Veterans with PTSD are in a difficult position as the Veterans Administration denounces patients using marijuana to deal with health issues.
A Washington Post interview with two veterans cite the man claiming the VA thinks “you are doing something bad” when veterans turn from pharmaceuticals to marijuana.
However, Joshua James Frey went so far as to say that without it he’d be dead. He’s a Marine Corps combat veteran of the Third Battalion, First Marine Regiment, who earned the Purple Heart when he was wounded during a tour in Iraq. He was shot twice in 2004, once from a rocket-propelled grenade and again a month later in his right shoulder. The wound that nearly cost him his life.
During an American Legion press conference last week, Frey joined with the mother of another veteran who believes that her son would have been saved if he was using marijuana. The American Legion has produced pages of study and testimony on the successes of marijuana usage to help shell-shocked veterans desperate for help.
Boone Cutler, a medically retired Army veteran, who stayed “on the drugs” for two years. He called the pharmaceutical regimine the “combat cocktail” that turned him into a “zombie.” He explained, “you are nothing.”
Janos “Johnny” Lutz’s suicide was after suffering from survivor’s guilt and depression when 14 of his fellow soldiers were killed in 2009 during Operation Khanjar in Helmand Province.

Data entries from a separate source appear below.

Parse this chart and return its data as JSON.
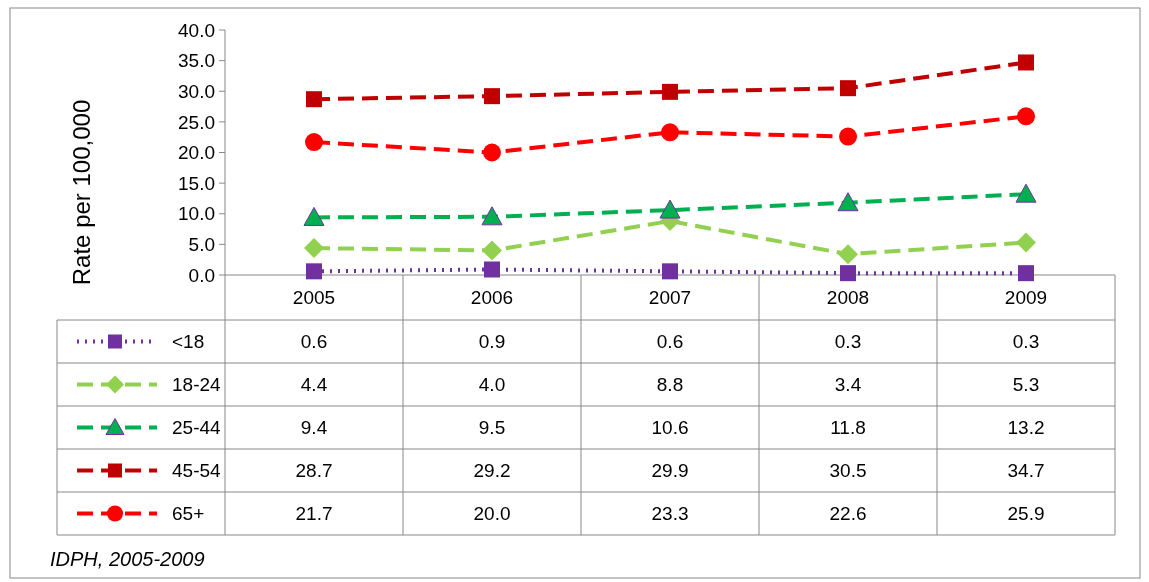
{
  "chart_data": {
    "type": "line",
    "ylabel": "Rate per 100,000",
    "categories": [
      "2005",
      "2006",
      "2007",
      "2008",
      "2009"
    ],
    "ylim": [
      0,
      40
    ],
    "yticks": [
      {
        "value": 0,
        "label": "0.0"
      },
      {
        "value": 5,
        "label": "5.0"
      },
      {
        "value": 10,
        "label": "10.0"
      },
      {
        "value": 15,
        "label": "15.0"
      },
      {
        "value": 20,
        "label": "20.0"
      },
      {
        "value": 25,
        "label": "25.0"
      },
      {
        "value": 30,
        "label": "30.0"
      },
      {
        "value": 35,
        "label": "35.0"
      },
      {
        "value": 40,
        "label": "40.0"
      }
    ],
    "legend": "bottom",
    "grid": false,
    "series": [
      {
        "name": "<18",
        "color": "#7030a0",
        "marker": "square",
        "line_style": "dotted",
        "values": [
          0.6,
          0.9,
          0.6,
          0.3,
          0.3
        ],
        "value_labels": [
          "0.6",
          "0.9",
          "0.6",
          "0.3",
          "0.3"
        ]
      },
      {
        "name": "18-24",
        "color": "#92d050",
        "marker": "diamond",
        "line_style": "dashed",
        "values": [
          4.4,
          4.0,
          8.8,
          3.4,
          5.3
        ],
        "value_labels": [
          "4.4",
          "4.0",
          "8.8",
          "3.4",
          "5.3"
        ]
      },
      {
        "name": "25-44",
        "color": "#00b050",
        "marker": "triangle",
        "line_style": "dashed",
        "values": [
          9.4,
          9.5,
          10.6,
          11.8,
          13.2
        ],
        "value_labels": [
          "9.4",
          "9.5",
          "10.6",
          "11.8",
          "13.2"
        ]
      },
      {
        "name": "45-54",
        "color": "#c00000",
        "marker": "square",
        "line_style": "dashed",
        "values": [
          28.7,
          29.2,
          29.9,
          30.5,
          34.7
        ],
        "value_labels": [
          "28.7",
          "29.2",
          "29.9",
          "30.5",
          "34.7"
        ]
      },
      {
        "name": "65+",
        "color": "#ff0000",
        "marker": "circle",
        "line_style": "dashed",
        "values": [
          21.7,
          20.0,
          23.3,
          22.6,
          25.9
        ],
        "value_labels": [
          "21.7",
          "20.0",
          "23.3",
          "22.6",
          "25.9"
        ]
      }
    ],
    "annotations": [
      "IDPH, 2005-2009"
    ]
  }
}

His mother, Janine Lutz, partly blames the pharmaceutical industry after her son was diagnosed with severe PTSD and a brain injury. He was prescribed two dozen drugs including Klonopin. He took the drug in June 2010 and “within a week, Johnny attempted suicide,” she said.
Do not give Mr. Lutz Klonopin” was noted on his hospital charts, but the former soldier was never told the drug was responsible for his reaction. He thought that he was responsible for the suicidal thoughts and feelings, “not knowing that it was the medication that was messing with his mind,” his mother said. Three months later he was given the drug again and once again attempted suicide.
The same happened again in 2012, but this time Johnny was successful, overdosing on prescribed drugs.
“It is our hope that the story of my son, who was lost because of prescribed pharmaceuticals will open your hearts and minds to research, cannabis,” Lutz said, trying not to cry. She went on to call it “the most safe and effective treatment for our veterans today.”
“I think my son would be here today,” she said, if medical marijuana was available for veterans.
Frey agrees, saying that he has been “quiet” about his medical marijuana use, but attributes it to his ability to live a normal life after combat.
“I wouldn’t be here today. I wouldn’t have kids today. I wouldn’t have a beautiful wife I’ve been married to for 13 years now,” he explained.
“I feel like I did before the war (in Iraq) mentally and … know this could help not just the veterans struggling, but it could help anyone struggling with addiction and PTSD (post traumatic stress disorder). It’s time we all stand as one voice and truly move forward with real hard-lined research and move forward with real compassionate care,” Frey continued.
While 29 states, and Washington, D.C. in the U.S. allow medical marijuana, because the Veterans Administration is governed by federal laws, it can’t recommend, prescribe or pay for marijuana prescriptions for desperate veterans. Use and possession of cannabis is also prohibited at all VA medical centers, the VA’s website details.
Dr. Katherine Mitchell in Phoenix explained that she “was not officially allowed to discuss the subject.”
“Whether the establishment wants to recognize it or not, because marijuana use has moved into the mainstream, health-care providers have an ethical obligation to help our patients understand the potential positive and negative impacts marijuana could have on their health,” she went on.
Frey wants to “stop the madness,” hoping that events last the one last week can show lawmakers why the war on drugs should exempt marijuana and acknowledge it helps people overcome pain, PTSD and addiction.
“We need to get this stuff on the books. … It could help a lot of vets,” he said.